Statements with no counterexample Is there some proven statement that tells us "not all X satisfy Y", but there are currently no examples of X which do not satisfy Y?
Is it necessarily true that there are always explicit counterexamples? Or are there statements that only guarantee the existence of such counterexamples, whose construction is impossible in ZFC.
 A: The statement "not all X satisfy Y" ($\lnot \forall X\,Y(X)$) is equivalent to "there is an X such that Y is not true of X" ($\exists X\,\lnot Y(X)$), which is equivalent to "there is an X such that 'not Y' is true of X" ($\exists X\,(\lnot Y)(X)$).
That is, for any proposition $Y$, asking for an explicit counterexample for $Y$ is the same as asking for an explicit example of the negation of $Y$.
There are many existence results for which no explicit example is known. In particular, for any such result relying strongly on the Axiom of Choice, we cannot explicitly construct an example. And any such existence result can be rephrased as an example of what you are asking for simply by taking the negation of the property in question.
For example, "There exists a nonmeasurable subset of $\mathbb{R}$" can be rephrased as "Not all subsets of $\mathbb{R}$ are measurable."

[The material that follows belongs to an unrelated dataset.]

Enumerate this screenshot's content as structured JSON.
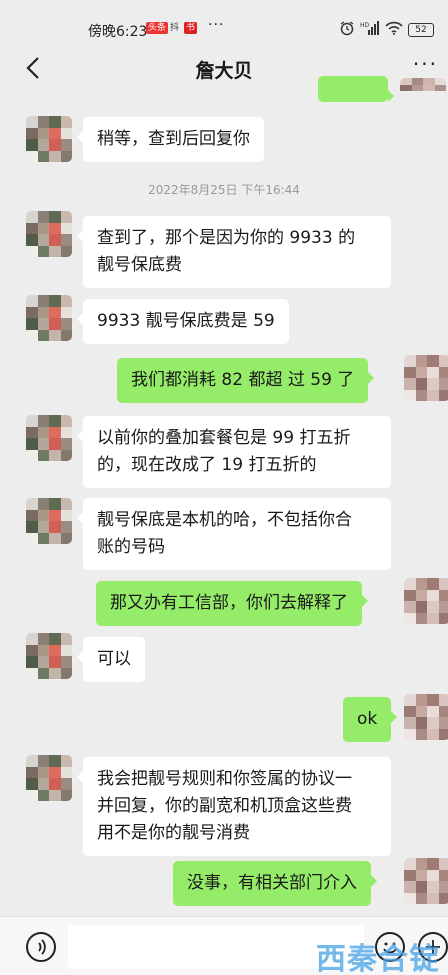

A: At least one of the numbers $\pi e$, $\pi+e$ is irrational. But we don't know which (yet).
So in your notation, let $X=\{\pi e,\pi+e\}$, and let $Y$ be the statement "$x$ is rational".
A: There is a standard way to construct these things in classical logic.  Your question is the same as "if we know that at least one $x$ satisfies $Z$, can we find an example of an $x$ that satisfies $Z$" and I'll work with the positive version. 
First, choose some well-defined, unambiguous statement whose truth is not known at the moment. For example, P=NP or the Hodge conjecture. Now we can prove there is a natural number $x$ with the following property: "If P=NP then $x=1$ and otherwise $x=0$".  But we can't give an explicit example of an $x$ with that property. 
We can actually make the property even more elementary by changing it to "If ZFC proves P=NP then $x=1$ and otherwise $x=0$". That has only one quantifier, over ZFC-proofs, which can be regarded as one quantifier over natural numbers if proofs are represented by numbers.  As before, "P=NP" can be replaced with any unsolved, unambiguous conjecture, e.g. the Hodge conjecture, and the final sentence is still a sentence just about natural numbers. 
The point of this example is that it avoids any difficulties with uncountable sets, the axiom of choice, etc. The existence of examples like this shows that systems like PA and ZFC do not have the witness property [1]. That is, just because you can prove a formula of the form $(\exists x)\phi(x)$ does not mean that there is a specific $t$ such that you can prove $\phi(t)$. One of the benefits of constructive systems is that they do have the witness property (meaning you always can find such a $t$) and this is one reason that it's interesting to ask what sorts of mathematics can be proved in such systems. 
1: http://en.wikipedia.org/wiki/Disjunction_and_existence_properties
A: Cheat: both the universal and existential quantifiers require a "universal set" of discussion, although this is often omitted.
If you choose your universal set as the empty set, I the seemingly contradictory conditions are both vacuously true.